Announced Friday, June 19, the decision holds that text messages were under the purview of the federal Telephone Consumer Protection Act that makes it unlawful to generate automated calls to mobile phones.
So what does this mean for mobile marketers?
1. The TCPA generally prohibits the use of an ATDS to place “calls” to a mobile number without the “prior express consent of the called party.”
An ATDS is equipment that has “the capacity to store or produce telephone numbers to be called, using a random or sequential number generator and to dial such numbers.”
The district court had held that the system used to send the messages was not an ATDS because the system did not actually store, produce or call numbers using a random or sequential number generator.
The Ninth Circuit, however, held that the proper question was whether the system had the capacity to do those things. There was no evidence in the record on that point.
2. Simon & Schuster had argued that the sending of text messages did not constitute a “call” under the TCPA.

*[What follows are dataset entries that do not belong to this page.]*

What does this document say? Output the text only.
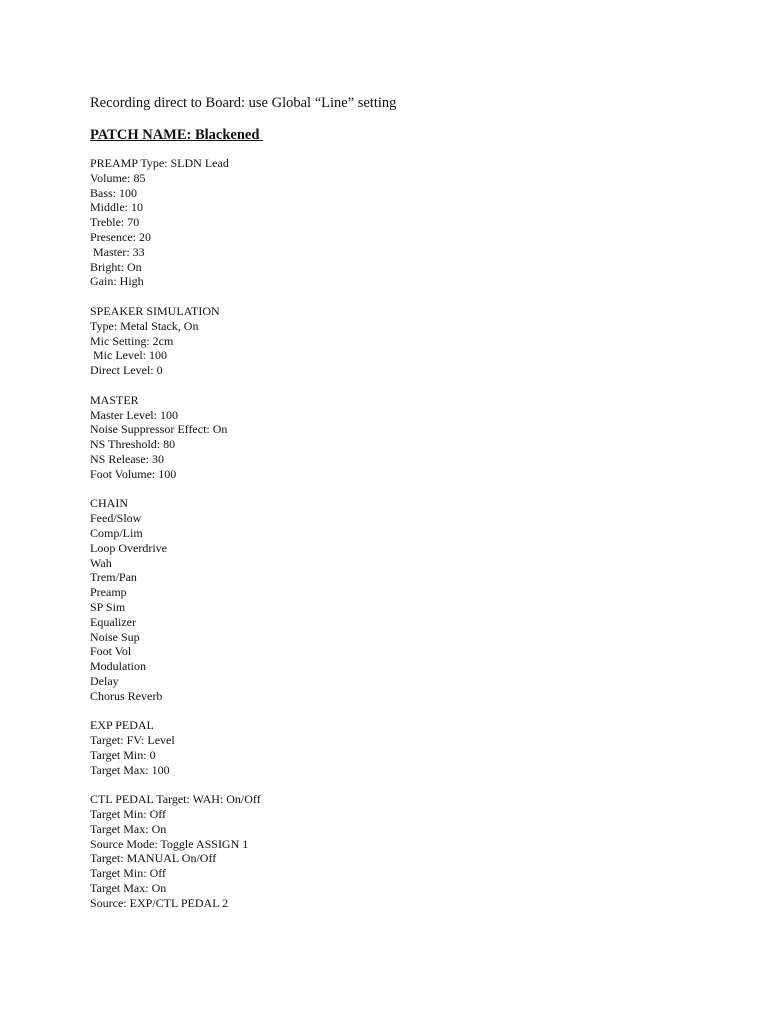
Recording direct to Board: use Global “Line” setting
PATCH NAME: Blackened
PREAMP Type: SLDN Lead
Volume: 85
Bass: 100
Middle: 10
Treble: 70
Presence: 20
Master: 33
Bright: On
Gain: High
SPEAKER SIMULATION
Type: Metal Stack, On
Mic Setting: 2cm
Mic Level: 100
Direct Level: 0
MASTER
Master Level: 100
Noise Suppressor Effect: On
NS Threshold: 80
NS Release: 30
Foot Volume: 100
CHAIN
Feed/Slow
Comp/Lim
Loop Overdrive
Wah
Trem/Pan
Preamp
SP Sim
Equalizer
Noise Sup
Foot Vol
Modulation
Delay
Chorus Reverb
EXP PEDAL
Target: FV: Level
Target Min: 0
Target Max: 100
CTL PEDAL Target: WAH: On/Off
Target Min: Off
Target Max: On
Source Mode: Toggle ASSIGN 1
Target: MANUAL On/Off
Target Min: Off
Target Max: On
Source: EXP/CTL PEDAL 2
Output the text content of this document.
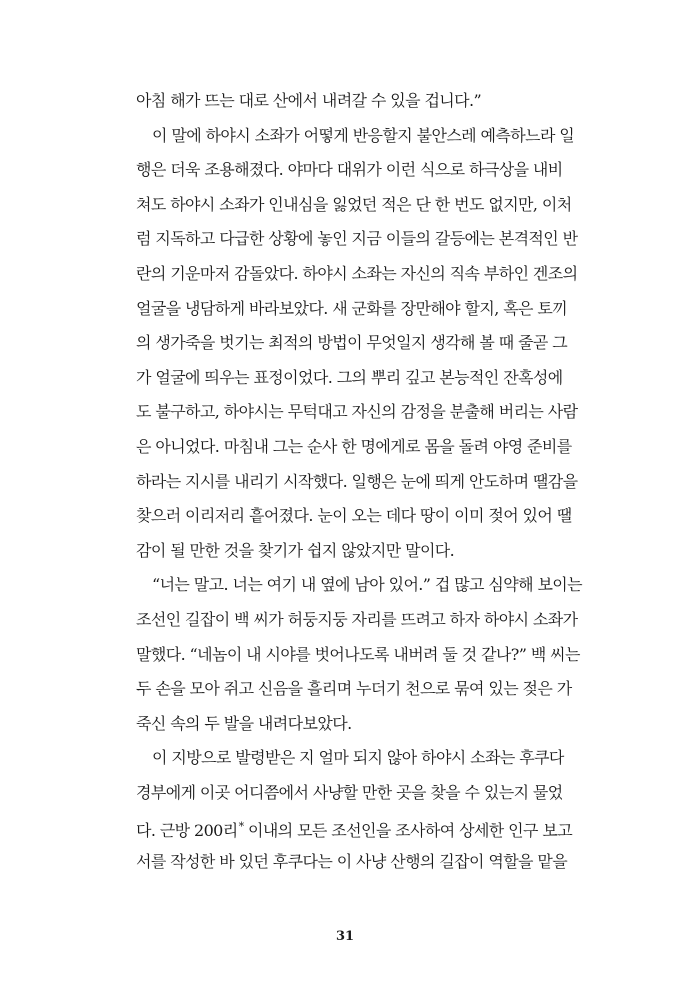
아침 해가 뜨는 대로 산에서 내려갈 수 있을 겁니다.”
이 말에 하야시 소좌가 어떻게 반응할지 불안스레 예측하느라 일
행은 더욱 조용해졌다. 야마다 대위가 이런 식으로 하극상을 내비
쳐도 하야시 소좌가 인내심을 잃었던 적은 단 한 번도 없지만, 이처
럼 지독하고 다급한 상황에 놓인 지금 이들의 갈등에는 본격적인 반
란의 기운마저 감돌았다. 하야시 소좌는 자신의 직속 부하인 겐조의
얼굴을 냉담하게 바라보았다. 새 군화를 장만해야 할지, 혹은 토끼
의 생가죽을 벗기는 최적의 방법이 무엇일지 생각해 볼 때 줄곧 그
가 얼굴에 띄우는 표정이었다. 그의 뿌리 깊고 본능적인 잔혹성에
도 불구하고, 하야시는 무턱대고 자신의 감정을 분출해 버리는 사람
은 아니었다. 마침내 그는 순사 한 명에게로 몸을 돌려 야영 준비를
하라는 지시를 내리기 시작했다. 일행은 눈에 띄게 안도하며 땔감을
찾으러 이리저리 흩어졌다. 눈이 오는 데다 땅이 이미 젖어 있어 땔
감이 될 만한 것을 찾기가 쉽지 않았지만 말이다.
“너는 말고. 너는 여기 내 옆에 남아 있어.” 겁 많고 심약해 보이는
조선인 길잡이 백 씨가 허둥지둥 자리를 뜨려고 하자 하야시 소좌가
말했다. “네놈이 내 시야를 벗어나도록 내버려 둘 것 같나?” 백 씨는
두 손을 모아 쥐고 신음을 흘리며 누더기 천으로 묶여 있는 젖은 가
죽신 속의 두 발을 내려다보았다.
이 지방으로 발령받은 지 얼마 되지 않아 하야시 소좌는 후쿠다
경부에게 이곳 어디쯤에서 사냥할 만한 곳을 찾을 수 있는지 물었
다. 근방 200리* 이내의 모든 조선인을 조사하여 상세한 인구 보고
서를 작성한 바 있던 후쿠다는 이 사냥 산행의 길잡이 역할을 맡을
31
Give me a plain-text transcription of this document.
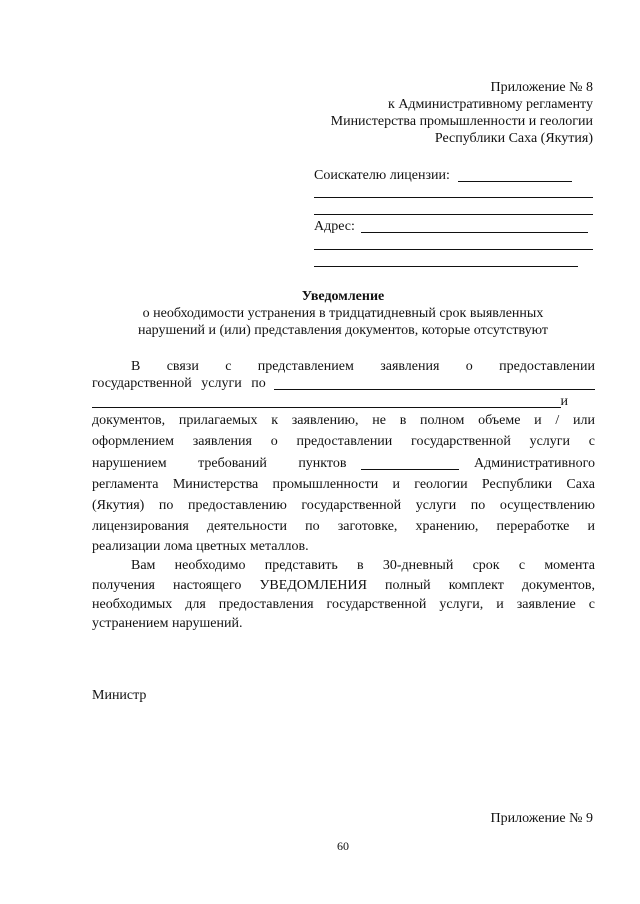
Приложение № 8
к Административному регламенту
Министерства промышленности и геологии
Республики Саха (Якутия)
Соискателю лицензии:
Адрес:
Уведомление
о необходимости устранения в тридцатидневный срок выявленных
нарушений и (или) представления документов, которые отсутствуют
В связи с представлением заявления о предоставлении
государственной услуги по
и
документов, прилагаемых к заявлению, не в полном объеме и / или
оформлением заявления о предоставлении государственной услуги с
нарушением требований пунктов	Административного
регламента Министерства промышленности и геологии Республики Саха
(Якутия) по предоставлению государственной услуги по осуществлению
лицензирования деятельности по заготовке, хранению, переработке и
реализации лома цветных металлов.
Вам необходимо представить в 30-дневный срок с момента
получения настоящего УВЕДОМЛЕНИЯ полный комплект документов,
необходимых для предоставления государственной услуги, и заявление с
устранением нарушений.
Министр
Приложение № 9
60
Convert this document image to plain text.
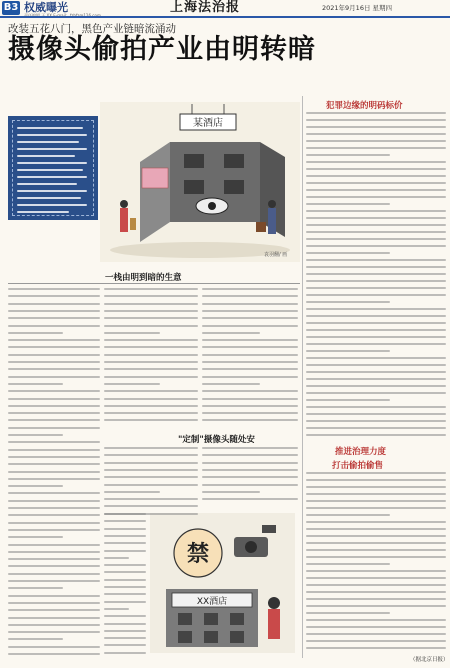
B3 权威曝光	上海法治报	2021年9月16日 星期四
改装五花八门，黑色产业链暗流涌动
摄像头偷拍产业由明转暗
某酒店
袁羽翻/ 画
一栈由明到暗的生意
犯罪边缘的明码标价
"定制"摄像头随处安
推进治理力度
打击偷拍偷售
禁
XX酒店
（据北京日报）
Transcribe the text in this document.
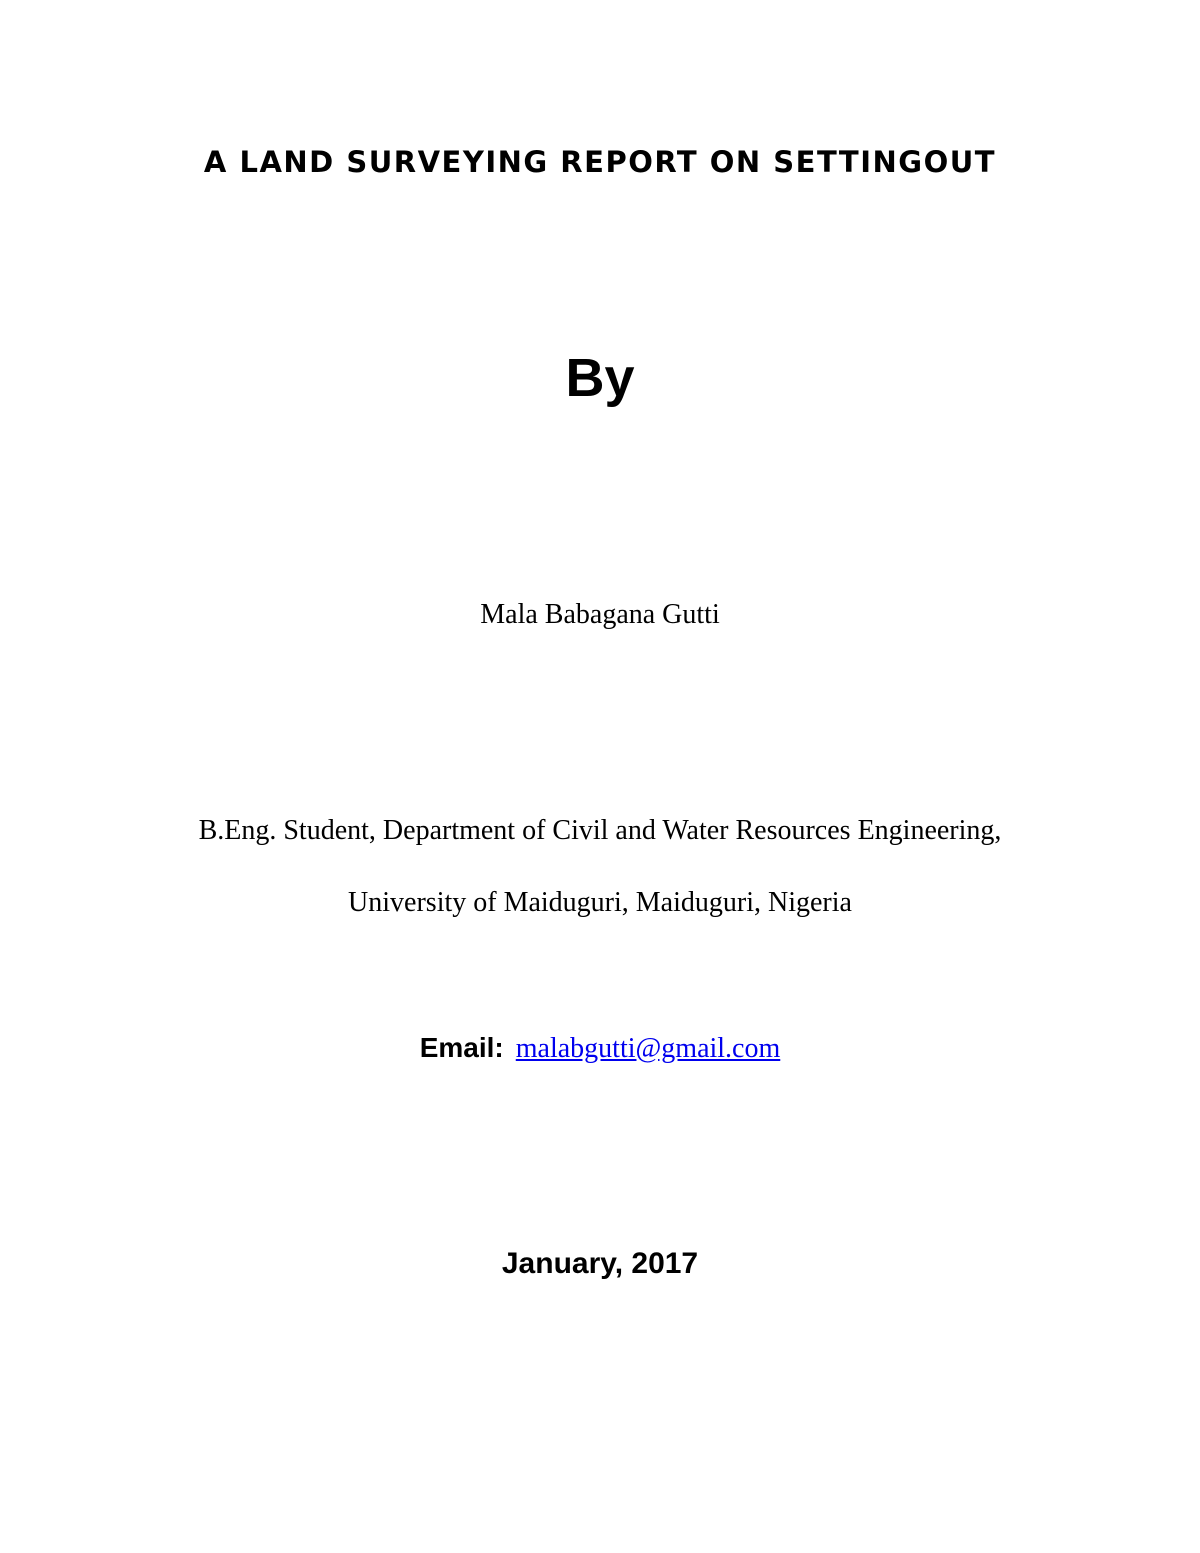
A LAND SURVEYING REPORT ON SETTINGOUT
By
Mala Babagana Gutti
B.Eng. Student, Department of Civil and Water Resources Engineering,
University of Maiduguri, Maiduguri, Nigeria
Email: malabgutti@gmail.com
January, 2017
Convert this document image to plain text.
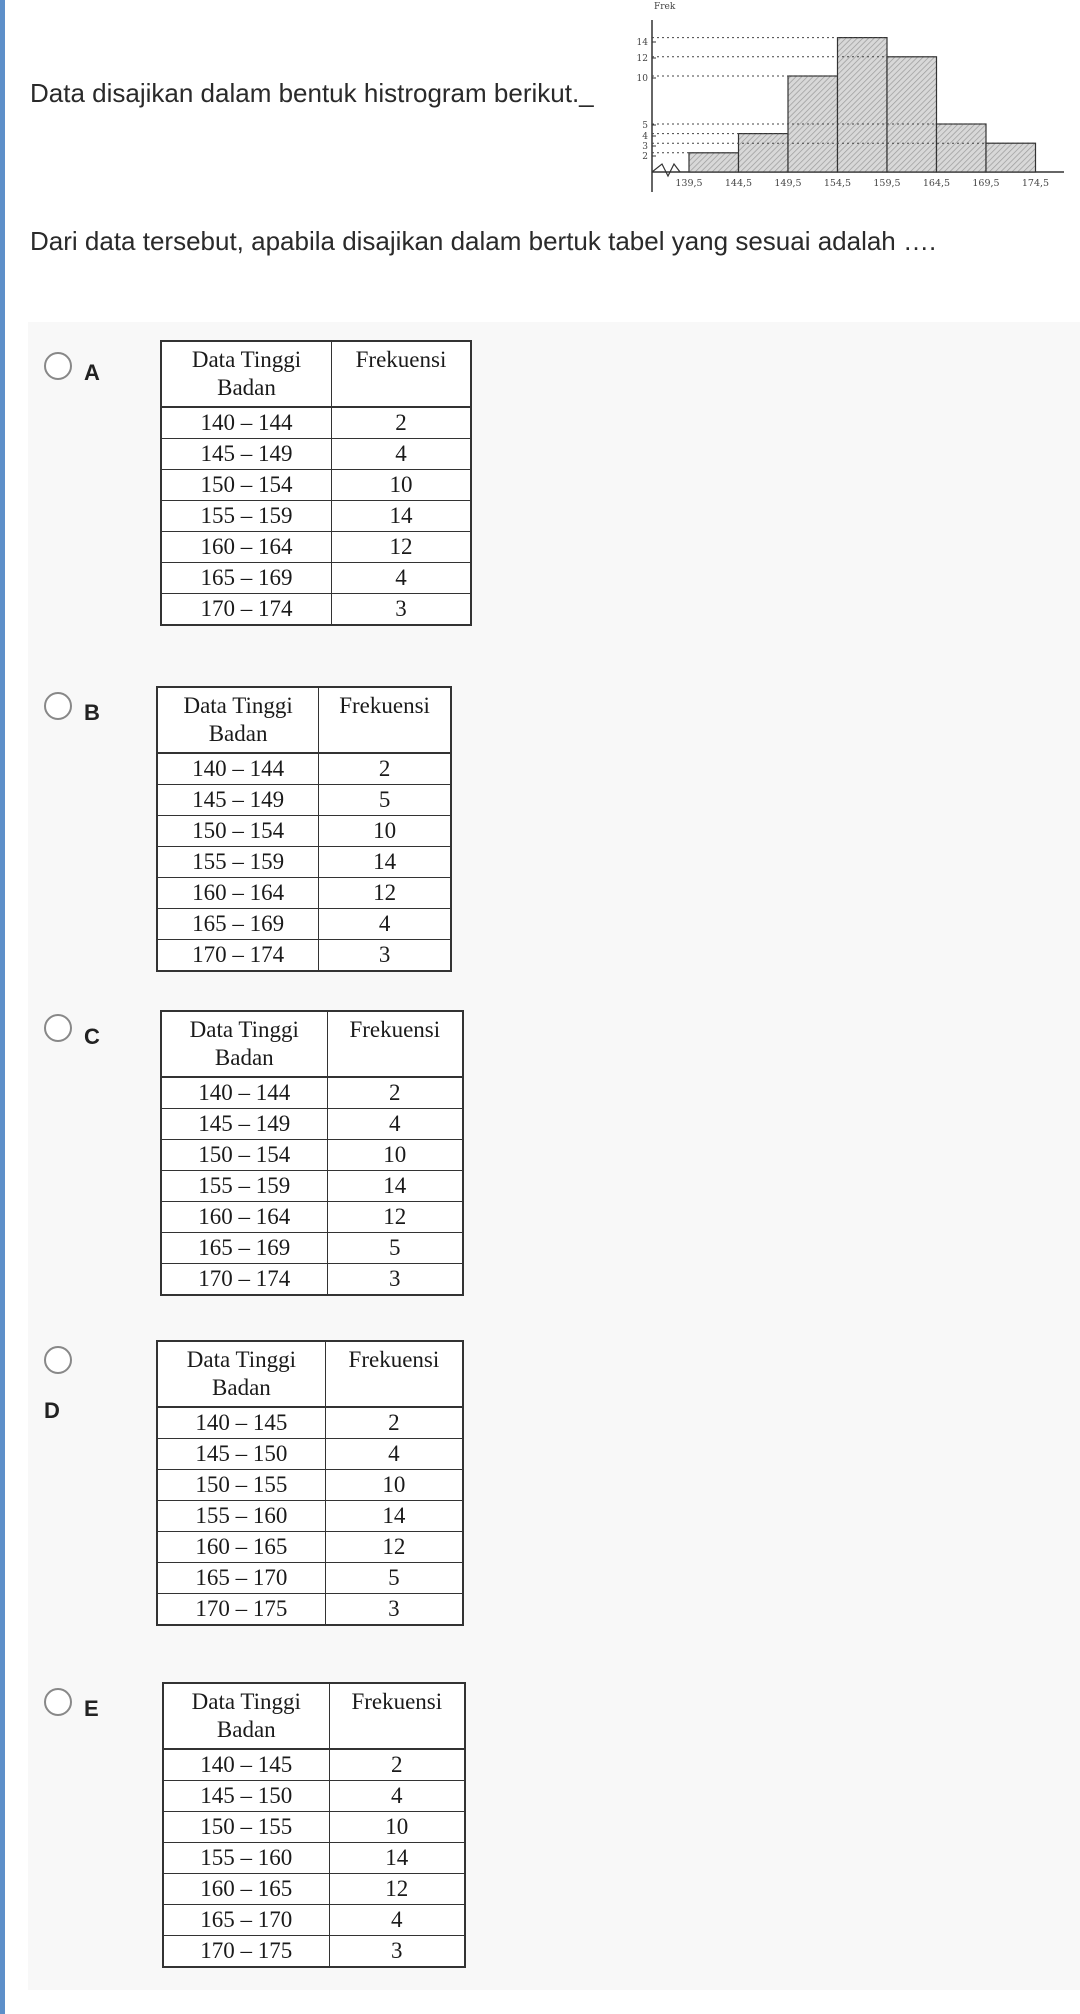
Data disajikan dalam bentuk histrogram berikut._
Dari data tersebut, apabila disajikan dalam bertuk tabel yang sesuai adalah ….
Frek
14
12
10
5
4
3
2
139,5 144,5 149,5 154,5 159,5 164,5 169,5 174,5
A
Data Tinggi Badan	Frekuensi
140 – 144	2
145 – 149	4
150 – 154	10
155 – 159	14
160 – 164	12
165 – 169	4
170 – 174	3
B	Data Tinggi Badan	Frekuensi
140 – 144	2
145 – 149	5
150 – 154	10
155 – 159	14
160 – 164	12
165 – 169	4
170 – 174	3
C	Data Tinggi Badan	Frekuensi
140 – 144	2
145 – 149	4
150 – 154	10
155 – 159	14
160 – 164	12
165 – 169	5
170 – 174	3
D
Data Tinggi Badan	Frekuensi
140 – 145	2
145 – 150	4
150 – 155	10
155 – 160	14
160 – 165	12
165 – 170	5
170 – 175	3
E	Data Tinggi Badan	Frekuensi
140 – 145	2
145 – 150	4
150 – 155	10
155 – 160	14
160 – 165	12
165 – 170	4
170 – 175	3
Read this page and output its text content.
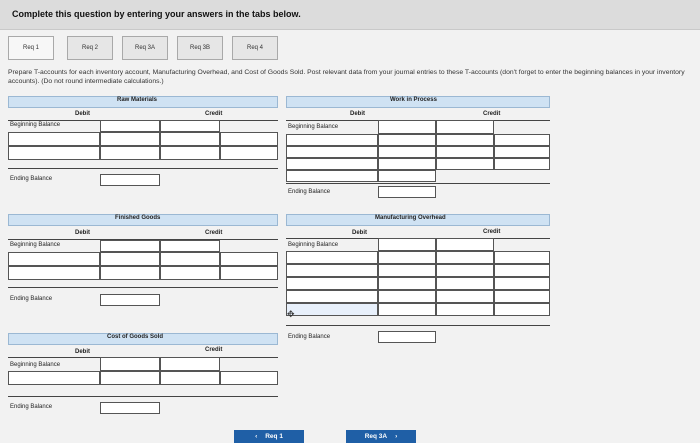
Complete this question by entering your answers in the tabs below.
Req 1	Req 2	Req 3A	Req 3B	Req 4
Prepare T-accounts for each inventory account, Manufacturing Overhead, and Cost of Goods Sold. Post relevant data from your journal entries to these T-accounts (don't forget to enter the beginning balances in your inventory accounts). (Do not round intermediate calculations.)
Raw Materials
Debit	Credit
Beginning Balance
Ending Balance
Finished Goods
Debit	Credit
Beginning Balance
Ending Balance
Cost of Goods Sold
Debit	Credit
Beginning Balance
Ending Balance
Work in Process
Debit	Credit
Beginning Balance
Ending Balance
Manufacturing Overhead
Debit	Credit
Beginning Balance
✥
Ending Balance
‹ Req 1	Req 3A ›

Although the district court did not rule on that point, the Ninth Circuit disagreed with Simon & Schuster’s argument. The term “call” is not defined by the TCPA.
However, the Federal Communications Commission has noted that the statute encompasses both “voice calls and text calls to wireless numbers including, for example, short message service (SMS) calls, provided the call is made to a telephone number assigned to such service.”
The Ninth Circuit found this interpretation to be reasonable and, therefore, that the text message campaign was subject to the TCPA.
3. Simon & Schuster had argued, and the district court agreed, that Ms. Satterfield had consented to receive text messages when she signed up for Nextones.
The Ninth Circuit noted, however, that the term to which Ms. Satterfield had agreed specifically referred to promotions from Nextones “affiliates” and “brands.”
The Ninth Circuit found that Simon & Schuster was not an affiliate of Nextones because Nextones neither owns nor controls Simon & Schuster.
Moreover, Simon & Schuster was not a brand of Nextones. Therefore, the consent that Ms. Satterfield provided on the registration form did not apply to the messages sent by Simon & Schuster.